Zangados, demasiado zangados

 


«Andamos zangados. Zangados com os políticos, com as organizações, com o trabalho, com os vizinhos do lado e com os imigrantes – que, entretanto, já são vizinhos do lado. Até com os factos nos zangamos, porque não confirmam as nossas ideias feitas. Daí fugirmos para as redes sociais para sobretudo dizer mal de tudo – onde aqueles que cada vez mais reinam nos seguem os passos e indicam o caminho que querem que sigamos. E ali, no seu interior tudo é emoção: likes, ira, gargalhadas ou “adoro”.

Para sobreviverem, os meios de comunicação social acabam, por vezes, a fazer o mesmo: a entreter-nos, com interpretações exaustivas de informação que, essa sim e não as interpretações, é contabilizada ao segundo – e recordo-me, para o efeito, dos debates políticos. Chegamos ao dia da reflexão que precede o voto e raciocinamos com parangonas, sem justificação sólida, liquidificando as nossas conclusões. O que de mais importante há para a nossa vida não é sequer merecedor de tempo na economia devoradora da atenção. Bastam-nos os títulos dos jornais. O resto, dizemos, é “mais do mesmo”.

No meio de tudo isto, com informação compreensivelmente empobrecida e toda a liberdade para desinformadamente destilar veneno, “publicamos” a toda a hora. Falta-nos um virtuoso meio-termo na gestão do que temos à mão, capaz de evitar o radicalismo. Alimentamos assim um novo cenário. Existimos nós e do outro lado o “sistema”. Que é corrupto e nós impolutos. Tornámo-nos insolitamente santos morais.

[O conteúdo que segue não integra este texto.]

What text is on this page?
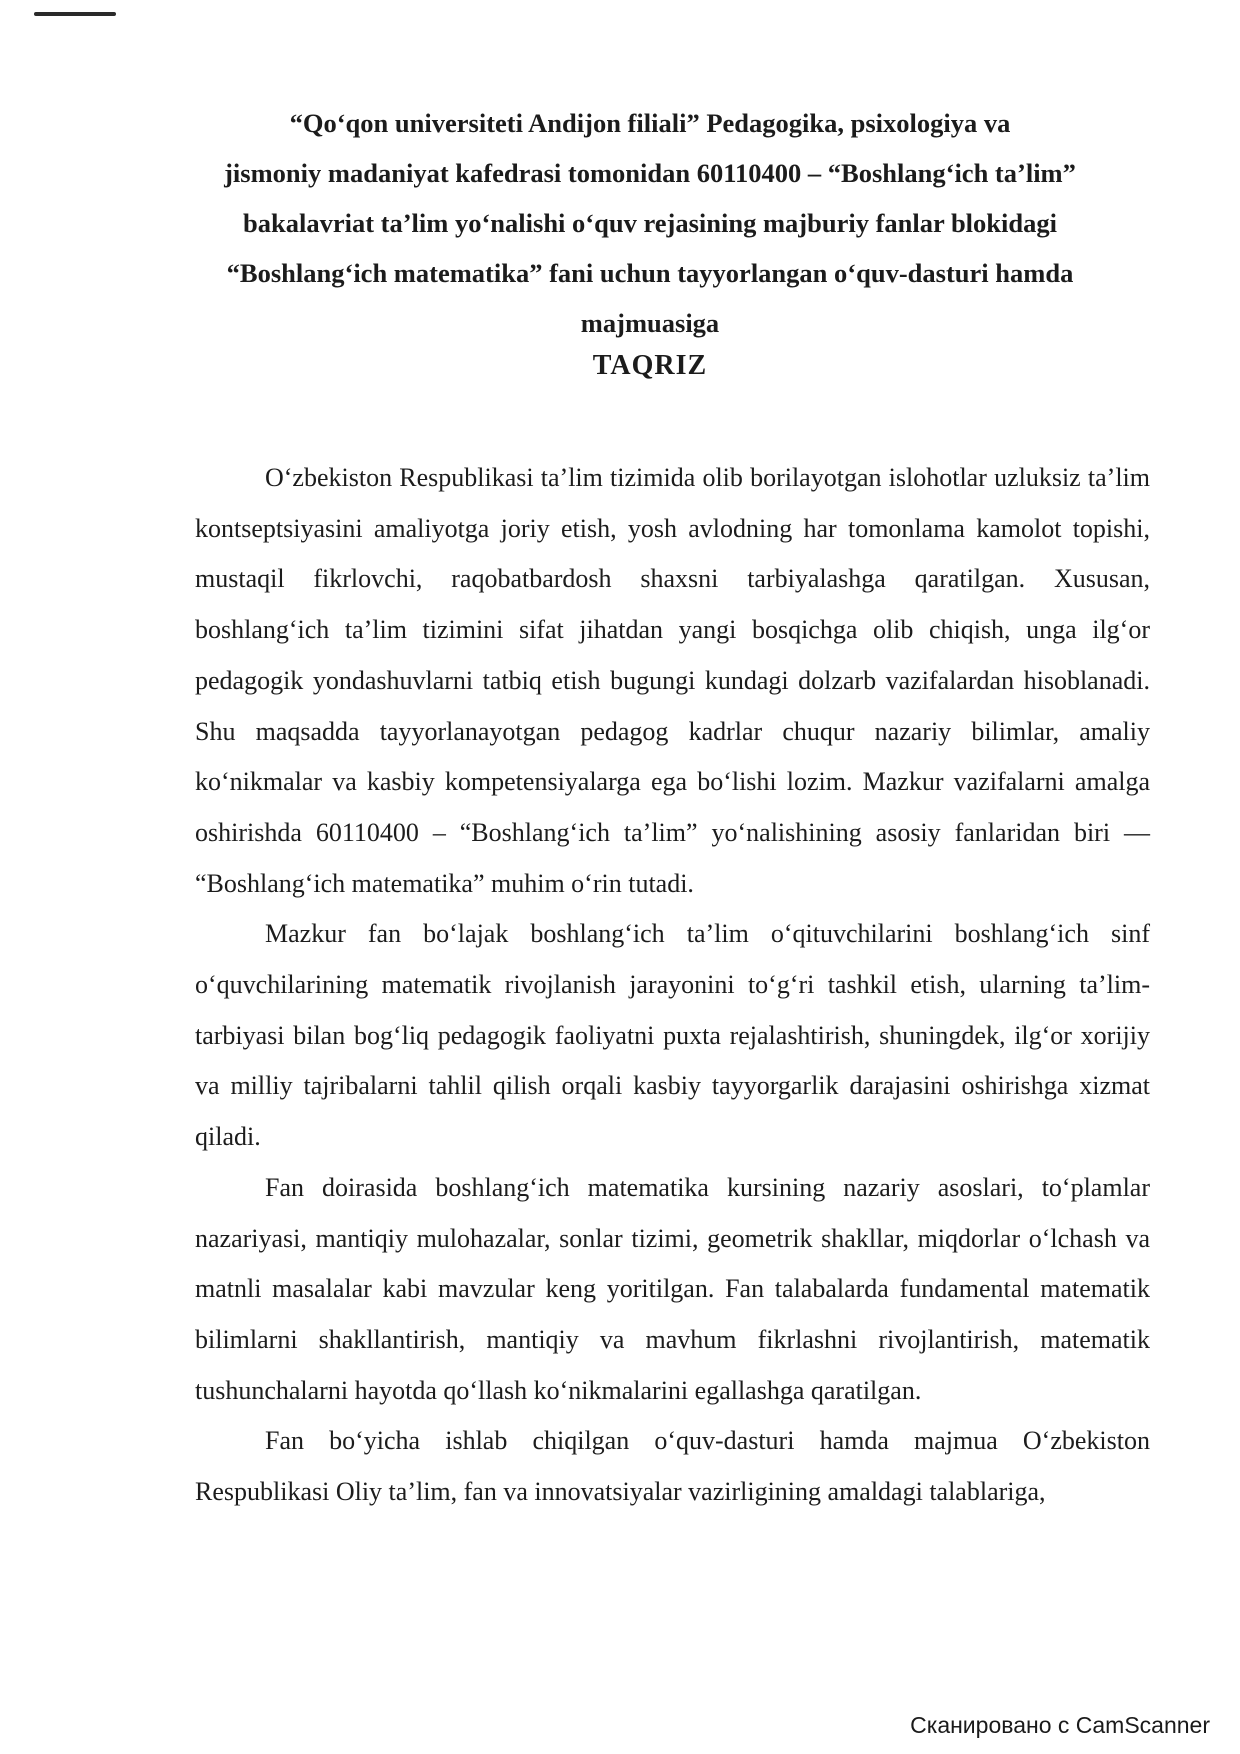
“Qo‘qon universiteti Andijon filiali” Pedagogika, psixologiya va
jismoniy madaniyat kafedrasi tomonidan 60110400 – “Boshlang‘ich ta’lim”
bakalavriat ta’lim yo‘nalishi o‘quv rejasining majburiy fanlar blokidagi
“Boshlang‘ich matematika” fani uchun tayyorlangan o‘quv-dasturi hamda
majmuasiga
TAQRIZ

O‘zbekiston Respublikasi ta’lim tizimida olib borilayotgan islohotlar uzluksiz ta’lim kontseptsiyasini amaliyotga joriy etish, yosh avlodning har tomonlama kamolot topishi, mustaqil fikrlovchi, raqobatbardosh shaxsni tarbiyalashga qaratilgan. Xususan, boshlang‘ich ta’lim tizimini sifat jihatdan yangi bosqichga olib chiqish, unga ilg‘or pedagogik yondashuvlarni tatbiq etish bugungi kundagi dolzarb vazifalardan hisoblanadi. Shu maqsadda tayyorlanayotgan pedagog kadrlar chuqur nazariy bilimlar, amaliy ko‘nikmalar va kasbiy kompetensiyalarga ega bo‘lishi lozim. Mazkur vazifalarni amalga oshirishda 60110400 – “Boshlang‘ich ta’lim” yo‘nalishining asosiy fanlaridan biri — “Boshlang‘ich matematika” muhim o‘rin tutadi.

Mazkur fan bo‘lajak boshlang‘ich ta’lim o‘qituvchilarini boshlang‘ich sinf o‘quvchilarining matematik rivojlanish jarayonini to‘g‘ri tashkil etish, ularning ta’lim-tarbiyasi bilan bog‘liq pedagogik faoliyatni puxta rejalashtirish, shuningdek, ilg‘or xorijiy va milliy tajribalarni tahlil qilish orqali kasbiy tayyorgarlik darajasini oshirishga xizmat qiladi.

Fan doirasida boshlang‘ich matematika kursining nazariy asoslari, to‘plamlar nazariyasi, mantiqiy mulohazalar, sonlar tizimi, geometrik shakllar, miqdorlar o‘lchash va matnli masalalar kabi mavzular keng yoritilgan. Fan talabalarda fundamental matematik bilimlarni shakllantirish, mantiqiy va mavhum fikrlashni rivojlantirish, matematik tushunchalarni hayotda qo‘llash ko‘nikmalarini egallashga qaratilgan.

Fan bo‘yicha ishlab chiqilgan o‘quv-dasturi hamda majmua O‘zbekiston Respublikasi Oliy ta’lim, fan va innovatsiyalar vazirligining amaldagi talablariga,

Сканировано с CamScanner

Queremos tudo porque supostamente nada temos. Queremos um novo 25 de Abril. Queremos equivaler o 25 de Novembro ao 25 de Abril. Queremos fazer dos períodos de terror que se seguiram às revoluções – e penso não apenas em Portugal, mas até nos excessos pós-Revolução Francesa –, um terror maior do que aquele que lhes preexistia. Queremos revisitar permanentemente a História, como se aqueles que no momento a registaram tivessem em mente mentir aos que se seguem. E os negacionistas são os outros.

Falamos de desobediência civil como se ela não fosse uma figura-limite na contestação. Como se ela não tivesse consequências a médio prazo, até para a própria democracia, que pode resvalar para uma anarquia. Queremos novos heróis, mas, por favor, seja um qualquer outro que não eu o mártir – e nem nos apercebemos que um colectivo pode ser tanto ou mais esmagador porque inviabiliza o dia-a-dia de todos.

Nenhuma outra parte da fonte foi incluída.